Britain's David Cameron on Brink of Power

Published May 11, 2010

LONDON (AP) — British Prime Minister Gordon Brown headed to Buckingham Palace to resign Tuesday, bringing the Labour Party's 13-year hold on power to a close as his two chief rivals sealed a coalition deal to create a new government.

Brown's visit to inform Queen Elizabeth II of his resignation allows Conservative Party chief David Cameron to become Britain's next prime minister by cobbling together a majority of seats in Parliament with the third-placed Liberal Democrats.

"I have informed the queen's private secretary that it is my intention to tender my resignation to the queen," said a clearly emotional Brown. He said he would ask the monarch to invite Cameron to form a government and wished the new leader well.

After his brief statement, Brown walked hand-in-hand with his wife Sarah and young sons John and Fraser down Downing Street, where a car waited to take him to the palace.

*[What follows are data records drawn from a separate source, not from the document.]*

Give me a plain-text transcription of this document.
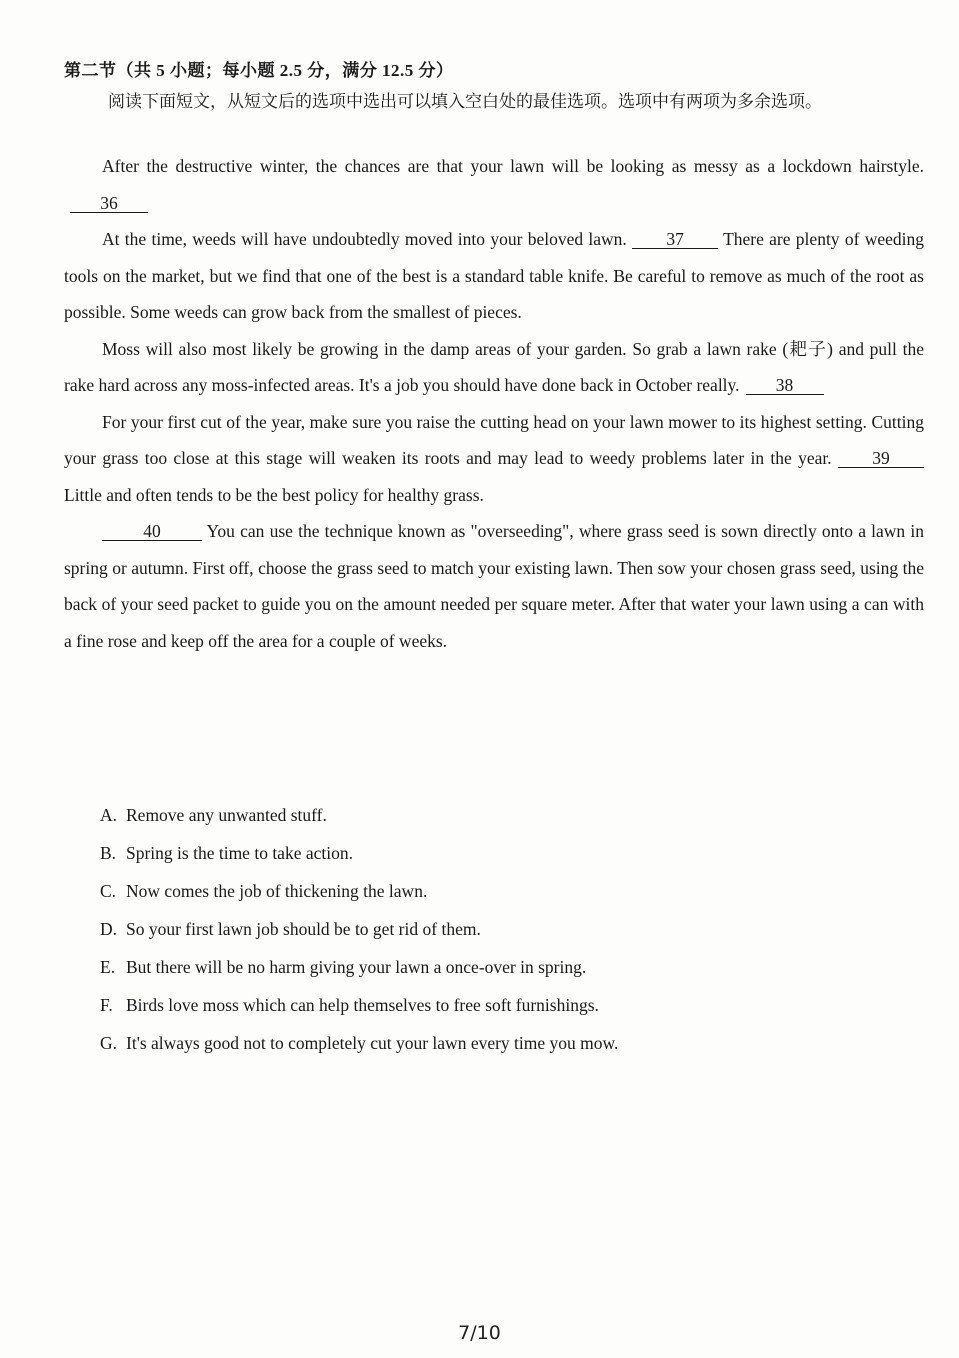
第二节（共 5 小题；每小题 2.5 分，满分 12.5 分）
阅读下面短文，从短文后的选项中选出可以填入空白处的最佳选项。选项中有两项为多余选项。

After the destructive winter, the chances are that your lawn will be looking as messy as a lockdown hairstyle.36

At the time, weeds will have undoubtedly moved into your beloved lawn. 37 There are plenty of weeding tools on the market, but we find that one of the best is a standard table knife. Be careful to remove as much of the root as possible. Some weeds can grow back from the smallest of pieces.

Moss will also most likely be growing in the damp areas of your garden. So grab a lawn rake (耙子) and pull the rake hard across any moss-infected areas. It's a job you should have done back in October really. 38

For your first cut of the year, make sure you raise the cutting head on your lawn mower to its highest setting. Cutting your grass too close at this stage will weaken its roots and may lead to weedy problems later in the year. 39 Little and often tends to be the best policy for healthy grass.

40	You can use the technique known as "overseeding", where grass seed is sown directly onto a lawn in spring or autumn. First off, choose the grass seed to match your existing lawn. Then sow your chosen grass seed, using the back of your seed packet to guide you on the amount needed per square meter. After that water your lawn using a can with a fine rose and keep off the area for a couple of weeks.

A. Remove any unwanted stuff.
B. Spring is the time to take action.
C. Now comes the job of thickening the lawn.
D. So your first lawn job should be to get rid of them.
E. But there will be no harm giving your lawn a once-over in spring.
F. Birds love moss which can help themselves to free soft furnishings.
G. It's always good not to completely cut your lawn every time you mow.
7/10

Brown's resignation ends five days of uncertainty after last week's general election left the country with no clear winner. Cameron's Conservatives won the most seats but fell short of a majority, forcing them to bid against the Labour Party for the loyalty of the Liberal Democrats.

The Liberal Democrats held talks with both parties — and are more ideologically in tune with Labour — but the talks with Labour faltered. Many Labour officials felt it was time to go into the opposition after coming a distant second to the Conservatives in the vote.